In 1968, Evelyn Lynden – an atheist but a minister’s daughter, an independent woman but newly married, a ‘bitch with a bleeding heart’ – follows her husband, Lenny, to the rural idyll of Evergreen Valley in California. Lenny is a conscientious objector and he and Evelyn both have strong views about politics, war, racial tensions, inequality and societal upheaval. When she enters the orbit of Jim Jones, she is pulled dangerously close to his inner sanctum, which threatens her marriage and the relations within her family.

This book is so interesting because it doesn’t place Jim Jones at the centre of the story; rather it is Evelyn and Lenny, and so many other characters, that come in and out of focus as the narrative progresses. We learn about the normal lives of average people, the young ones striving for a better world, the older people frightened of change, and with each we are given a glimpse of understanding as to how they were attracted to Jones and what made them not only stay with him, but become so entrenched in his complicated communal way of life. It is easy to write off cult members as somehow slightly unhinged or less tethered to reality than we imagine we would be in the same situation, but this book presents well-rounded characters with their flaws alongside their dreams and ambitions, and somehow makes the incomprehensible something we can understand.

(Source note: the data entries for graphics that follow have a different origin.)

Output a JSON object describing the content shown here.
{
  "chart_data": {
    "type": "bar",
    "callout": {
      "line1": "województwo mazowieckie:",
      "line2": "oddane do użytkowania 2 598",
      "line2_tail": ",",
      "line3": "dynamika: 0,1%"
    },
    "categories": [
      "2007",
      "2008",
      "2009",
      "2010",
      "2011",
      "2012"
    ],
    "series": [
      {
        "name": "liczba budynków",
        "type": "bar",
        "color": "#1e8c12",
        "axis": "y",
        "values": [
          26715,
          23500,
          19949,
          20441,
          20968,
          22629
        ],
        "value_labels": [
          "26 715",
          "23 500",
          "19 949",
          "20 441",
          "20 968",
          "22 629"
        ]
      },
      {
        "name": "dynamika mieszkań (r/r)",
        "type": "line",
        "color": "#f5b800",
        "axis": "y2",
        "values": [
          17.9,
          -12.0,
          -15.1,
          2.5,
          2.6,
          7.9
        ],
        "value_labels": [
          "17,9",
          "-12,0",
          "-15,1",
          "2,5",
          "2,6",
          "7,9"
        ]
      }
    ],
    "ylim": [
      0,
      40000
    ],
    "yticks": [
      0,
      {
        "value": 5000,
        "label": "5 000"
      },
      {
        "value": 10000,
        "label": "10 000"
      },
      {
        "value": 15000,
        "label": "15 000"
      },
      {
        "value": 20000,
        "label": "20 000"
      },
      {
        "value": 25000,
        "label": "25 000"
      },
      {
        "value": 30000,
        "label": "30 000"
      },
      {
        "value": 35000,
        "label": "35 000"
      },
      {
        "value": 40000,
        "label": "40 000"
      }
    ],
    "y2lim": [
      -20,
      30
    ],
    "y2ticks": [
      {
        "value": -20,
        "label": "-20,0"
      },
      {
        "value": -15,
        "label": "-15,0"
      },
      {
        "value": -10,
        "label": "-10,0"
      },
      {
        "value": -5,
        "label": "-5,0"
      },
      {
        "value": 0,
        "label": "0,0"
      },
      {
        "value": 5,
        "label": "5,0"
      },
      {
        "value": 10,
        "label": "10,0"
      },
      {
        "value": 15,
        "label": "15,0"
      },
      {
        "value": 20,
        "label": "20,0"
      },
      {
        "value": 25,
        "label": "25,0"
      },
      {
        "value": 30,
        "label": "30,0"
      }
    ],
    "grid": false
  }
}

The writing in Beautiful Revolutionary is strong, assured and entrancing and the characters are engaging. The main plot – the rise of the Peoples Temple, the killing of a Congressman and the mass suicide – are all known facts, and yet this doesn’t diminish the story’s pull. Even though we already know how it ends before it begins, it is the fate of the many individual characters that we have gradually come to know and care about through the weaving of the story that really keeps us guessing until the final moments. This is a story about dangerous magnetism, peer pressure, fanaticism, soul-searching, sacrifice, loyalty and religion. It is about taking advantage of people’s yearning for idealistic fantasies. It is the story of ordinary men and women caught up in something that grew beyond their beliefs and out of their control.